Berita Madura — Warga Desa Tanjung, Kecamatan Saronggi, Kabupaten Sumenep mendorong pemerintah dan pemangku kebijakan untuk memanfaatkan potensi gas alam di wilayahnya melalui pembangunan jaringan gas rumah tangga sebagai sumber energi alternatif.
Dorongan ini muncul sebagai respons atas ketergantungan masyarakat terhadap bahan bakar konvensional, khususnya elpiji, yang kerap mengalami kelangkaan dan fluktuasi harga. Melalui jaringan gas, warga berharap dapat memperoleh akses energi yang lebih stabil, terjangkau, dan ramah lingkungan.
Tokoh masyarakat Desa Tanjung, Abu Khoiri, mengatakan kelangkaan elpiji menjadi persoalan yang terus berulang di tengah masyarakat.
“Yang selalu dialami warga Desa Tanjung itu kelangkaan gas.
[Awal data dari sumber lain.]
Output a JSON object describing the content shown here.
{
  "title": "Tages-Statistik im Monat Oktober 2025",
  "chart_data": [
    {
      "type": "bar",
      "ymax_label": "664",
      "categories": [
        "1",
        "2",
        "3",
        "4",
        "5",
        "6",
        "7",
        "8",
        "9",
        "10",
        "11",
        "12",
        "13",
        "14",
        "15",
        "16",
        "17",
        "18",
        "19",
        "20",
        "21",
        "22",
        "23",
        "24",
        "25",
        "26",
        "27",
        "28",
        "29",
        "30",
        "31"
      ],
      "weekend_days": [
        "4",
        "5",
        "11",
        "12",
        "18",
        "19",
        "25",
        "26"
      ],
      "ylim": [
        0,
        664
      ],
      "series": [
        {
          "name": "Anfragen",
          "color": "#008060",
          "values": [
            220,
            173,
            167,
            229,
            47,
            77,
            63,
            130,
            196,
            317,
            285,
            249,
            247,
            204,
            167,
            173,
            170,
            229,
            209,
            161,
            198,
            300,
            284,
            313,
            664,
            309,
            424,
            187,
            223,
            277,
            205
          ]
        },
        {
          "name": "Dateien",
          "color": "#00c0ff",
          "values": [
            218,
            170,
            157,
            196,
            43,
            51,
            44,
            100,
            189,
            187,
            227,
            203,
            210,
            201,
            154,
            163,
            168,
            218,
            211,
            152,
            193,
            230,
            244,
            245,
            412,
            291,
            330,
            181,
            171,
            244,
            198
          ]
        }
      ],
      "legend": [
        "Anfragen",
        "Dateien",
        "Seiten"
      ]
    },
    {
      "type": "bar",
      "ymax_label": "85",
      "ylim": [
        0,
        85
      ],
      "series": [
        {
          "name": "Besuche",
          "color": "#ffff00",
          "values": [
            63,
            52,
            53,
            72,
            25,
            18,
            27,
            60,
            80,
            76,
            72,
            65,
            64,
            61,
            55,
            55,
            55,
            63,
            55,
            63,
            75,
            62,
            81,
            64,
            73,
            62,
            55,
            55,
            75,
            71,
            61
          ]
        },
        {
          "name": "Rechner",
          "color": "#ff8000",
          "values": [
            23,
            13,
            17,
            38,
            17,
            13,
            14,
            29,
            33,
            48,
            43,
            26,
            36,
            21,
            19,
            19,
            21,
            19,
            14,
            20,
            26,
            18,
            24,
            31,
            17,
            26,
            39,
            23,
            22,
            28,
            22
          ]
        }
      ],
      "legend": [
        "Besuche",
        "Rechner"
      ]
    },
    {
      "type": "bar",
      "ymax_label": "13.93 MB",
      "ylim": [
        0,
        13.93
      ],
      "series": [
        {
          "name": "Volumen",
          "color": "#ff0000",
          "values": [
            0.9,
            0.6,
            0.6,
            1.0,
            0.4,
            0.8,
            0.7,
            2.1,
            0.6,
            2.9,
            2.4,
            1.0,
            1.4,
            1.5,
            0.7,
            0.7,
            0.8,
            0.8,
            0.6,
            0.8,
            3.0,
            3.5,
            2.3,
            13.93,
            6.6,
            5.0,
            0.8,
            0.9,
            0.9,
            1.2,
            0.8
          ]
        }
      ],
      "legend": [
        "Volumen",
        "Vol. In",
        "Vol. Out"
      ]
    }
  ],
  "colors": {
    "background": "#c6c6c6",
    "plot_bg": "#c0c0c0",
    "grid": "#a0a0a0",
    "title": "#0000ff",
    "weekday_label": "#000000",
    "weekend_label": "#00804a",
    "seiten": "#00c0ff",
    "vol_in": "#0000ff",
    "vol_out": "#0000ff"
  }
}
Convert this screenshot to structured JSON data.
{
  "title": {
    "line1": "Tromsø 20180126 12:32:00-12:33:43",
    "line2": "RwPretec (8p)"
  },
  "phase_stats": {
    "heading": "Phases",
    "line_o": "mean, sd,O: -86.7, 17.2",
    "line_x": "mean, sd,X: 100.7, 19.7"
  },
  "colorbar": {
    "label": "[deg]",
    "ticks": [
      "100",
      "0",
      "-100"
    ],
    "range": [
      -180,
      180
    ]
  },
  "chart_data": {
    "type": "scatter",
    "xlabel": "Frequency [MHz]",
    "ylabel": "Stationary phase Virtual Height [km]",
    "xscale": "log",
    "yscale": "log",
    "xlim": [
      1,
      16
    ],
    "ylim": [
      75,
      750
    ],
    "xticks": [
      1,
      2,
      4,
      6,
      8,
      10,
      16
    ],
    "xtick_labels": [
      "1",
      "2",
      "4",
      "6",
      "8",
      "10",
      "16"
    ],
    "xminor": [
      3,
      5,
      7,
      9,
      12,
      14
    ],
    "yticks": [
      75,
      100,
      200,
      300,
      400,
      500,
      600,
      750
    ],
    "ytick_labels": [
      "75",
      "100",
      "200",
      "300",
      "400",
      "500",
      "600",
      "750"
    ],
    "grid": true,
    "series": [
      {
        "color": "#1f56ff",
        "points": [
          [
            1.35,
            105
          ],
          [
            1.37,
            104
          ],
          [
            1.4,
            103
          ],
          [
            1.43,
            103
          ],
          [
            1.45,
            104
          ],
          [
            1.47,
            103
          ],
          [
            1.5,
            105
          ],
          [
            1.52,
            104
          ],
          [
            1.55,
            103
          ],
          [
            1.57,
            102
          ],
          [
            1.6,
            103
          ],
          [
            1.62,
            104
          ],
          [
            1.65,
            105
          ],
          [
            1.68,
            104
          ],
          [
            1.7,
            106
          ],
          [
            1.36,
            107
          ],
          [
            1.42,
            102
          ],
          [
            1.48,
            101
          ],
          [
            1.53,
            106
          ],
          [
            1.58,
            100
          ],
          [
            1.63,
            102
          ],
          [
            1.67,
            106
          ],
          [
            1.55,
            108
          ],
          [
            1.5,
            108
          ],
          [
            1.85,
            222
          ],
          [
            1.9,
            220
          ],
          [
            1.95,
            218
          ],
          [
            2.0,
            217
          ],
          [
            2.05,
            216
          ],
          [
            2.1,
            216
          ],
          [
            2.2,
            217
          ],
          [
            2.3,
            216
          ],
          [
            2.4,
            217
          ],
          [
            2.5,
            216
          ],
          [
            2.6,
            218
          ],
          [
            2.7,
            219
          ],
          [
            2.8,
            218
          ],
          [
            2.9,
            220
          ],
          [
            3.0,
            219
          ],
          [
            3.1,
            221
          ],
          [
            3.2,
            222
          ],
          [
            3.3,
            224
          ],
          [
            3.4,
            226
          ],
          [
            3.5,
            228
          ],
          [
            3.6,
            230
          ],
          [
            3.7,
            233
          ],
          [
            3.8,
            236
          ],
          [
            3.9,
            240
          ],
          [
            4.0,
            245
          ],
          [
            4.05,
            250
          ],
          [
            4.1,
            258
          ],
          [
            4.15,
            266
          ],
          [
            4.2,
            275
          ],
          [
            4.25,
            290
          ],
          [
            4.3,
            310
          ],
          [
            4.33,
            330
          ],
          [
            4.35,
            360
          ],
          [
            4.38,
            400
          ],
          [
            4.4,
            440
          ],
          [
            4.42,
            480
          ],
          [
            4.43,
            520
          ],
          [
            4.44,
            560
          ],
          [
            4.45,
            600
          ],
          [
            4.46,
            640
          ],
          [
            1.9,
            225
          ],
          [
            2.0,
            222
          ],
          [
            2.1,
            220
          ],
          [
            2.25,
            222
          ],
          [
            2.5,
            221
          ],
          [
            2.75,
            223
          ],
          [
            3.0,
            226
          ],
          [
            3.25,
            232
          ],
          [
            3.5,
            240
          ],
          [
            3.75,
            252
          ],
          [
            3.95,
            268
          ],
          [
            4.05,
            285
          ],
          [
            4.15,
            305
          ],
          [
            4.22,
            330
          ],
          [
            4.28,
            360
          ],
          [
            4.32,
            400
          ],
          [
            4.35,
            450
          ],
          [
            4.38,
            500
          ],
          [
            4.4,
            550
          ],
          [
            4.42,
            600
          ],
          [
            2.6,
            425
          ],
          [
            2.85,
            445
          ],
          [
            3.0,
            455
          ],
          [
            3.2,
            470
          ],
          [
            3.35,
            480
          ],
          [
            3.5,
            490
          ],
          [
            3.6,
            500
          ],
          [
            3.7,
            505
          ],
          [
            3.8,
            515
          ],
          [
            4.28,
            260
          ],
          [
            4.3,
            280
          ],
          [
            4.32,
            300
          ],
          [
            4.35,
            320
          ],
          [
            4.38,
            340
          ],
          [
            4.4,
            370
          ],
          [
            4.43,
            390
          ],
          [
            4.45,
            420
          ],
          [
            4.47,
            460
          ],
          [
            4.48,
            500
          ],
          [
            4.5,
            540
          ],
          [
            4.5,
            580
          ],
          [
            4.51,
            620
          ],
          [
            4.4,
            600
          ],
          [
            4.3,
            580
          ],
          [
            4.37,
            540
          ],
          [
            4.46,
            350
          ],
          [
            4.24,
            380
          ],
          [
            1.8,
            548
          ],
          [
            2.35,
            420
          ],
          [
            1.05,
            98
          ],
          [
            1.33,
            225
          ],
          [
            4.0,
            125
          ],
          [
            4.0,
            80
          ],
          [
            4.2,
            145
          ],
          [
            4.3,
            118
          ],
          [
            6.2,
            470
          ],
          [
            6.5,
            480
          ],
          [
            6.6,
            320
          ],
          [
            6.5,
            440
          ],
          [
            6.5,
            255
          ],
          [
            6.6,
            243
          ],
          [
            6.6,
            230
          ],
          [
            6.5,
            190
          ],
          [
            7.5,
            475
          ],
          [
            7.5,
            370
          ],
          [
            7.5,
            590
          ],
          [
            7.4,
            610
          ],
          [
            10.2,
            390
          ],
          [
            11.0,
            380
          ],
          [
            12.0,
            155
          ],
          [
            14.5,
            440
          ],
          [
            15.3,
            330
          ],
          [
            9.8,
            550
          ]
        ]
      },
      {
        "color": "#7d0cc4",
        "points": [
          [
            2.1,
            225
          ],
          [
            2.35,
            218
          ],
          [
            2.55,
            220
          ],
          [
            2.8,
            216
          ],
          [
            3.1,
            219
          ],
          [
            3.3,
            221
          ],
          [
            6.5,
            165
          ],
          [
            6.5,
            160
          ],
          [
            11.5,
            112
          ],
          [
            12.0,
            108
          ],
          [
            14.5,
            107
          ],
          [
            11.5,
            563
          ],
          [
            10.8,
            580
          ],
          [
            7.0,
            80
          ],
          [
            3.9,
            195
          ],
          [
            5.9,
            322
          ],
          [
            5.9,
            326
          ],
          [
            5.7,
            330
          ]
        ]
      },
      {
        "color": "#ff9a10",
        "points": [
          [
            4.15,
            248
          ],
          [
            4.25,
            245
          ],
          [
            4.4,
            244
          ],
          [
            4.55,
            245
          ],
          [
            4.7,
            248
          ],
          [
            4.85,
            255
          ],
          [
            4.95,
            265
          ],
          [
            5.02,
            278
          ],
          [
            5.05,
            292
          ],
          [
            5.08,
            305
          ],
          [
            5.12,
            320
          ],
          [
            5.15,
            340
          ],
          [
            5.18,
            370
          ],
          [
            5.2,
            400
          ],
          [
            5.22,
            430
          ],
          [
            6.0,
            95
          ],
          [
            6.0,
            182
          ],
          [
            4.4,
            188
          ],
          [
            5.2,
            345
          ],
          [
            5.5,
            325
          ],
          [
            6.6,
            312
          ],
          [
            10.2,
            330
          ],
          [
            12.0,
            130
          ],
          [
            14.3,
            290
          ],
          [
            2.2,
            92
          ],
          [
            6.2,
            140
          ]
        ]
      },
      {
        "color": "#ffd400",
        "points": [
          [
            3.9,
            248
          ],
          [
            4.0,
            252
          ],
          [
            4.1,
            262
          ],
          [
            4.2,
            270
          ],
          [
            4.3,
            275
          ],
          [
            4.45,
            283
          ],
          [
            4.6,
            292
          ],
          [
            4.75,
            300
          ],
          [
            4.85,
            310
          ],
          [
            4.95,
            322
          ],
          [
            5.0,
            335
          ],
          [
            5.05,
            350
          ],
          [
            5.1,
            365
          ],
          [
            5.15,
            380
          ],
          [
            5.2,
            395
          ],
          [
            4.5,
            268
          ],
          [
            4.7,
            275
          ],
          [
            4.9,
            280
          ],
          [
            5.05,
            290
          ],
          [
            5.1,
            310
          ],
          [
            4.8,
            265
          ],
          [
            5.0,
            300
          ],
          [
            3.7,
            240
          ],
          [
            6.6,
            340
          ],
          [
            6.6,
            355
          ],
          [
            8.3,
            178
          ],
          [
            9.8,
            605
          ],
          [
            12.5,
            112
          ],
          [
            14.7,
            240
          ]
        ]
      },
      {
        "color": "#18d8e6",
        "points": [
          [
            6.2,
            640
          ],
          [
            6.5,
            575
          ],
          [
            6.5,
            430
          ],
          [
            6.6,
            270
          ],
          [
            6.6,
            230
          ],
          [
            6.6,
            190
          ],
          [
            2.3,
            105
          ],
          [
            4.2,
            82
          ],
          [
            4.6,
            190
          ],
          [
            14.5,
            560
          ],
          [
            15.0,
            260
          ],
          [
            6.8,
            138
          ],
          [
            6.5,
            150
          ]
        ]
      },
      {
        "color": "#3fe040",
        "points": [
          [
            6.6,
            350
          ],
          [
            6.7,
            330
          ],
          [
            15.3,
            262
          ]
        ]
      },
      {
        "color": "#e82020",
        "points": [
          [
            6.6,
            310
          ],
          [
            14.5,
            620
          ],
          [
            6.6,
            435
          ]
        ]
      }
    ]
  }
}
Kami berharap hal ini bisa diatasi. Jaringan gas rumah tangga menjadi salah satu solusi karena gas bisa langsung disalurkan ke rumah-rumah warga melalui pipa,” ujarnya, Senin (20/4/2026).
Menurutnya, kehadiran jaringan gas rumah tangga tidak hanya menjawab kebutuhan energi domestik, tetapi juga menjadi langkah menuju transisi energi yang lebih bersih.
Ia menambahkan, saat terjadi kelangkaan elpiji, masyarakat harus mencari hingga ke daerah lain dengan harga yang jauh lebih tinggi.
“Kalau elpiji langka, kami sangat kesulitan mendapatkan energi untuk kebutuhan sehari-hari,” tambahnya.
Hal senada disampaikan pelaku usaha setempat, Devita Dwi Utami. Ia menilai jaringan gas rumah tangga akan sangat membantu keberlangsungan usaha kecil dan menengah (UMKM).
“Sebagai pelaku usaha, kami sangat terbantu jika ada jaringan gas. Saat elpiji langka, kami kesulitan menjalankan usaha karena akses energi terbatas,” katanya.
Sementara itu, Pelaksana Tugas (Plt.) Camat Saronggi, Arman Mustafa, menyatakan pihaknya akan menindaklanjuti aspirasi masyarakat tersebut kepada pemerintah daerah.
“Permintaan masyarakat Desa Tanjung terkait pemanfaatan sumber daya alam melalui jaringan gas rumah tangga akan kami sampaikan kepada pimpinan sebagai bahan pertimbangan kebijakan,” ujarnya.